Parisien depuis trente trois ans (oui, parisien de naissance en fait...), je dois confesser que je n'avais encore pris, jusqu'à hier soir, le chemin du petit Théâtre de la Huchette dans lequel se joue sans discontinuer depuis plus de cinquante ans la célèbre "Cantatrice Chauve" d'Eugène Ionesco, sa première pièce devenue à juste titre un grand classique du théâtre de l'absurde. Nul doute que j'eu mieux fait de m'abstenir ce 29 septembre 2011, tant ce qui nous fut présenté relevait d'une approximation des plus totales...
Si l'on ne pourra reprocher son grand âge à la mise en scène, encore que celle-ci sembla véritablement plongée dans le formol, il est de mon devoir de dénoncer le manque de travail évident de la part d'une distribution certes fraîchement arrivée (à la Huchette on pratique l'alternance) mais tout de même... Se glissant dans une partition datant donc d'un demi siècle, les comédiens ont oublié l'essentiel, à savoir nourrir leur personnage intérieurement et jouer avec sincérité ! Singeant attitudes et intonations de leurs prédécesseurs, ces coquilles vides sonnent effroyablement faux... Il apparaît alors que l'essence de la réflexion du metteur en scène Nicolas Bataille sur l'oeuvre de Ionesco disparut avec lui en 2008, la forme subsistant seule, tant bien que mal, à mesure que les interprètes se succèdent.

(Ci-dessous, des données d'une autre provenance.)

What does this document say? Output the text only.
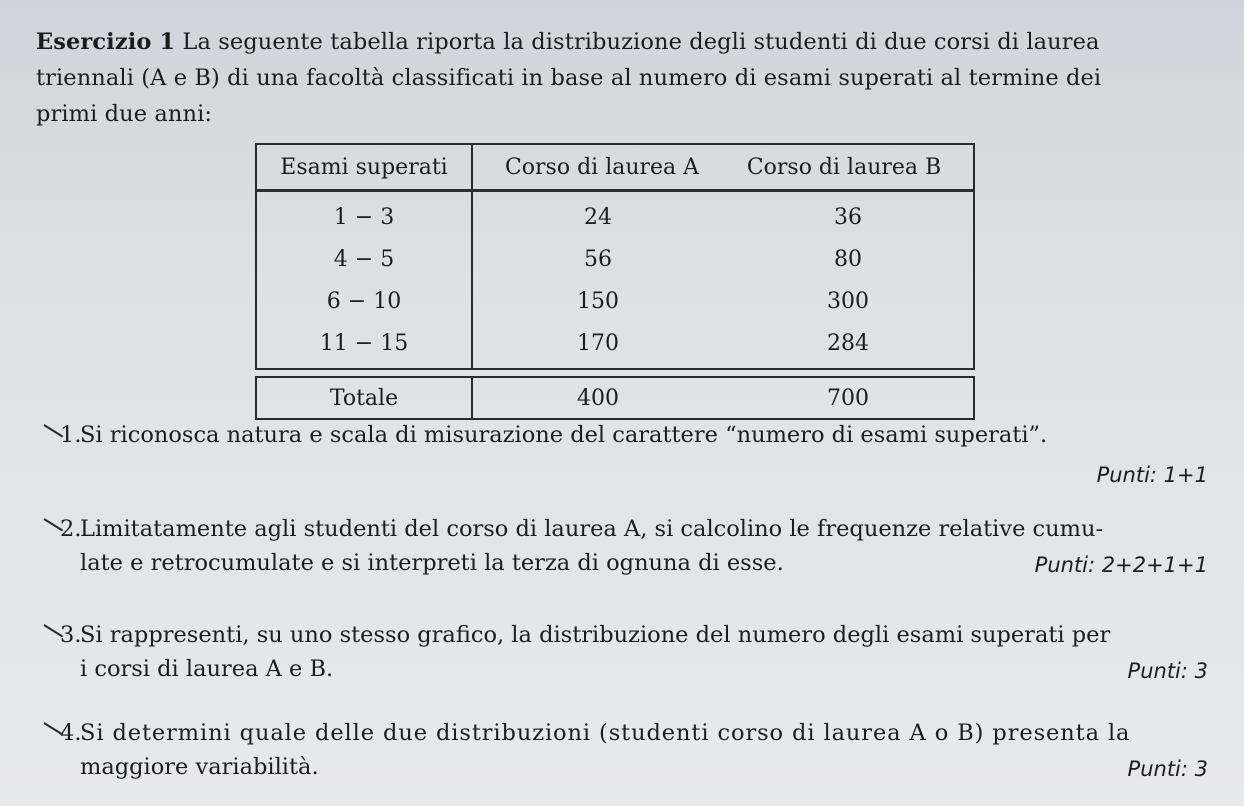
Esercizio 1 La seguente tabella riporta la distribuzione degli studenti di due corsi di laurea
triennali (A e B) di una facoltà classificati in base al numero di esami superati al termine dei
primi due anni:
Esami superati	Corso di laurea A	Corso di laurea B
1 − 3	24	36
4 − 5	56	80
6 − 10	150	300
11 − 15	170	284

Totale	400	700
1.
Si riconosca natura e scala di misurazione del carattere “numero di esami superati”.
Punti: 1+1
2.
Limitatamente agli studenti del corso di laurea A, si calcolino le frequenze relative cumu-
late e retrocumulate e si interpreti la terza di ognuna di esse.	Punti: 2+2+1+1
3.
Si rappresenti, su uno stesso grafico, la distribuzione del numero degli esami superati per
i corsi di laurea A e B.	Punti: 3
4.
Si determini quale delle due distribuzioni (studenti corso di laurea A o B) presenta la
maggiore variabilità.	Punti: 3
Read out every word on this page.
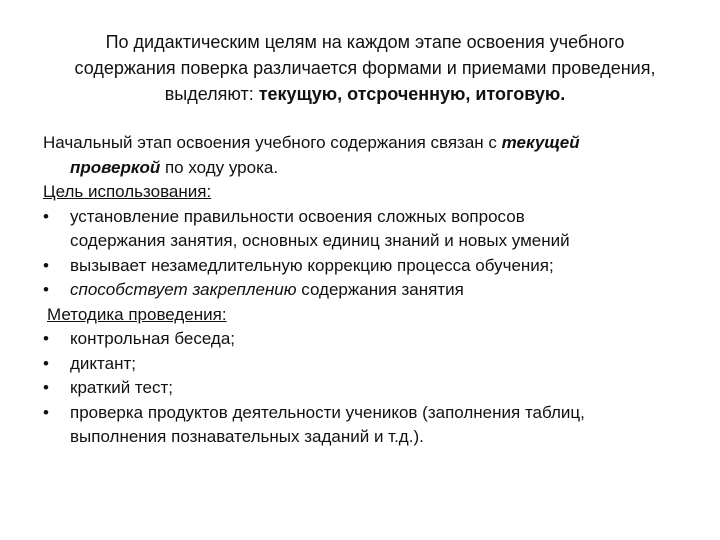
По дидактическим целям на каждом этапе освоения учебного
содержания поверка различается формами и приемами проведения,
выделяют: текущую, отсроченную, итоговую.
Начальный этап освоения учебного содержания связан с текущей
проверкой по ходу урока.
Цель использования:
•	установление правильности освоения сложных вопросов
содержания занятия, основных единиц знаний и новых умений
•	вызывает незамедлительную коррекцию процесса обучения;
•	способствует закреплению содержания занятия
Методика проведения:
•	контрольная беседа;
•	диктант;
•	краткий тест;
•	проверка продуктов деятельности учеников (заполнения таблиц,
выполнения познавательных заданий и т.д.).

Que dire de plus à propos d'un spectacle visiblement devenu au fil des ans une atttraction pour touristes (Tour Eiffel-bateaux mouches-Huchette-Lido et retour à l'hôtel ! ) ou une sortie pour profs de français en mal d'inspiration accompagnés de leur classe ? Que le petit décor de Jacques Noel (qui nous a malheureusement quittés cet été) est charmant mais qu'en dehors de cela, il est urgent de partir à la recherche des re-créateurs de Ionesco !
On en reparle prochainement...
Ci-dessous une vidéo dans laquelle aucun des comédiens vus hier soir n'apparaît...
Découvrez Le record de longévité de "La Cantatrice chauve" d'Eugène Ionesco sur Culturebox !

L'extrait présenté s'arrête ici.